Colangeli, 60, is a 32-year veteran of the Malden Fire Department and has been a deputy chief since 1990, serving as head of the fire prevention division and investigation unit. His late father, John, also was a longtime Malden firefighter.
Meanwhile, Captain Doug Perrigo will serve as acting police chief during the selection process to replace James Holland, who also is retiring.
A panel appointed by Christenson recommended Colangeli for the job after a review of candidates that included all five deputy chiefs. The panel formally recommended Colangeli Feb. 11. Christenson signed off last Friday, after reviewing the recommendation and the other candidates with city Fire Commissioner Thomas Denehy, he said.
"It was important to me to have someone who would not only be fire chief, but an ambassador of the community," Christenson said. "In my opinion, he has done a superb job of that."
Colangeli has regularly served as the Fire Department liaison at city public safety meetings and has expertise in fire prevention, Christenson said. He has received training and taken courses at Bunker Hill Community College, North Shore Community College and UMass.

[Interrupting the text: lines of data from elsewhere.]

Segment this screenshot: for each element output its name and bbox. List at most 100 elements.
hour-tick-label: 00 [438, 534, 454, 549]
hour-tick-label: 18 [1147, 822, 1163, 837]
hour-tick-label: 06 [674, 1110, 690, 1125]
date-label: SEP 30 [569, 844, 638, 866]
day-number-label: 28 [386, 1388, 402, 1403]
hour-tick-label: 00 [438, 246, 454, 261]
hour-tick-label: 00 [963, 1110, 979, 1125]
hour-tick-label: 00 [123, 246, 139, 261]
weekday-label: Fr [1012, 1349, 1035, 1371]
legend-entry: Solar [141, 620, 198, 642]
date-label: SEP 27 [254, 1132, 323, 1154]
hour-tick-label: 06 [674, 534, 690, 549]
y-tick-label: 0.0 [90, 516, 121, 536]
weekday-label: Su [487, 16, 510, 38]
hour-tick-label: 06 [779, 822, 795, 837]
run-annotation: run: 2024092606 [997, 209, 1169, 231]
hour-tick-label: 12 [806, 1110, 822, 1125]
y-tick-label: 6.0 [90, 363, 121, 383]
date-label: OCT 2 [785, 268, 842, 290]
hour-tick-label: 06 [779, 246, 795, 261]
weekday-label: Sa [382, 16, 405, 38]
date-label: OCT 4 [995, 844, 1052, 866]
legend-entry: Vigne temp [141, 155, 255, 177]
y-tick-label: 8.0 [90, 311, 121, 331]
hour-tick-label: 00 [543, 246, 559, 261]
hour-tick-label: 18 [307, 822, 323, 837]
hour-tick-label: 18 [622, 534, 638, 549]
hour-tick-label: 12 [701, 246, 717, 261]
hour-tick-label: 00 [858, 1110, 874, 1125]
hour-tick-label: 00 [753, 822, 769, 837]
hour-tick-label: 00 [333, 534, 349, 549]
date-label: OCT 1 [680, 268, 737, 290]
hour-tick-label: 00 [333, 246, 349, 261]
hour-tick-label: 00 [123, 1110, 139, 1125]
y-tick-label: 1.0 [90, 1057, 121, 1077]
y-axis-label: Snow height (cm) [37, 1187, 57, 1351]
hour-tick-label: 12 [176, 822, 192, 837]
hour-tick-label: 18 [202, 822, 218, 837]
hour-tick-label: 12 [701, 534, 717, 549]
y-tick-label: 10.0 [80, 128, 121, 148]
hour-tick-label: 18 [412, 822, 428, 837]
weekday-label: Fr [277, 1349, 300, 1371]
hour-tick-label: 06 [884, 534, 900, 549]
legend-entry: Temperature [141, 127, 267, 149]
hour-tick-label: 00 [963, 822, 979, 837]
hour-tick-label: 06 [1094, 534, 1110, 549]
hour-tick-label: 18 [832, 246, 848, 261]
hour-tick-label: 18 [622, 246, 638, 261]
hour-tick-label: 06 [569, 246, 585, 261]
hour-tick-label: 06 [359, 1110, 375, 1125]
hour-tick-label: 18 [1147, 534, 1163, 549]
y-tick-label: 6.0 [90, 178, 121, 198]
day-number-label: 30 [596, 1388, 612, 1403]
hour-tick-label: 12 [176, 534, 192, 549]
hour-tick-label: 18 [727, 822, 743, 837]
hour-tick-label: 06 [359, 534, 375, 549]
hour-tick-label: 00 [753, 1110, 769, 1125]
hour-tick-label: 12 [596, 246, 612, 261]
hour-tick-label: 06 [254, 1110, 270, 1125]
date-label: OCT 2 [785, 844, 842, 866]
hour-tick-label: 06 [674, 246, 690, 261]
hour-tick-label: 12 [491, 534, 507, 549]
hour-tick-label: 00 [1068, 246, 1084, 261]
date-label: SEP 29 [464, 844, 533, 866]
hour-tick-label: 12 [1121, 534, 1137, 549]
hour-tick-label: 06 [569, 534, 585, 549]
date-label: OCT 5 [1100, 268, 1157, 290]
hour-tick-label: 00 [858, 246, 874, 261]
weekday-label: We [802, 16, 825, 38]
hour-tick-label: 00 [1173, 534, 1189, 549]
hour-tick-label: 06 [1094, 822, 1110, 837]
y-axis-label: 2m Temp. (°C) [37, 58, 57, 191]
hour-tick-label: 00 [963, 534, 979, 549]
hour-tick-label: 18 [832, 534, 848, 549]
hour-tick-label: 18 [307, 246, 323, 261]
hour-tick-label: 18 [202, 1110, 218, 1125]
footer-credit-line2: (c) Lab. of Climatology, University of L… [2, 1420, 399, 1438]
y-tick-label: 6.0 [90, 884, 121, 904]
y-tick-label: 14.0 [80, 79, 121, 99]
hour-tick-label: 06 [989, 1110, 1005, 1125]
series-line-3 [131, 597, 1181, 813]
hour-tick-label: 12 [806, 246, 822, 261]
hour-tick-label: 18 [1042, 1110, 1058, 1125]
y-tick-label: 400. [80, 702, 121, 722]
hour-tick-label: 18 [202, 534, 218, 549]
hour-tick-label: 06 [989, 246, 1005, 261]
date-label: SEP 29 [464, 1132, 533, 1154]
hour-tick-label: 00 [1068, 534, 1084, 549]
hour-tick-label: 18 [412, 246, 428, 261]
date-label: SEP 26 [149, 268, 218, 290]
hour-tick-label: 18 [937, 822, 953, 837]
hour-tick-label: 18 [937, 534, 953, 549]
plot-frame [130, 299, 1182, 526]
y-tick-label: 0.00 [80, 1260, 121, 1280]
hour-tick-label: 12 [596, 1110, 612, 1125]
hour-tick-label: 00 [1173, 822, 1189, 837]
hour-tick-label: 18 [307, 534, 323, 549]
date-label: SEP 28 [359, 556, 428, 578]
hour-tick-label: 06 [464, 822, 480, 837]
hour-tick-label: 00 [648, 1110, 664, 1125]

"I look forward to working with the men and women of our Department, the Commissioner, Mayor, City Council, and the residents on our shared commitment to provide quality and responsive public safety services to Malden," Colangeli said in a prepared statement.
Fire Chief Michael Murphy will retire at the end of the month and Colangeli will take over as acting chief, Christenson said. A contract must be negotiated before he can take over the job permanently. Murphy's salary for fiscal year 2013 is $131,324, according to figures from the city's approved budget.
The panel that recommended Colangeli included Denehy; City Councilor Peg Crowe; Human Resources director Eleanor Cushing; former Boston Fire Department commissioner Paul Christian, and Dennis Cataldo of Cataldo Ambulance Service.
Christenson said he expected to negotiate a contract in coming weeks and have Colangeli officially sworn in some time in March.
The city's next major personnel task is selecting a new police chief. Holland turns 65 — the mandatory retirement age for police officers in Massachusetts — on Feb. 26. A panel was formed to review candidates, but is not expected make a recommendation before Holland leaves, Christenson said.
Perrigo is not a candidate for the perminent job and plans to retire voluntarily in March, Christenson said. Perrigo served as acting chief in 2010 before Holland was appointed chief. The police chief panel has been instructed to review internal candidates first, and only consider outside options if all of the applicants are unsatisfactory, Christenson said.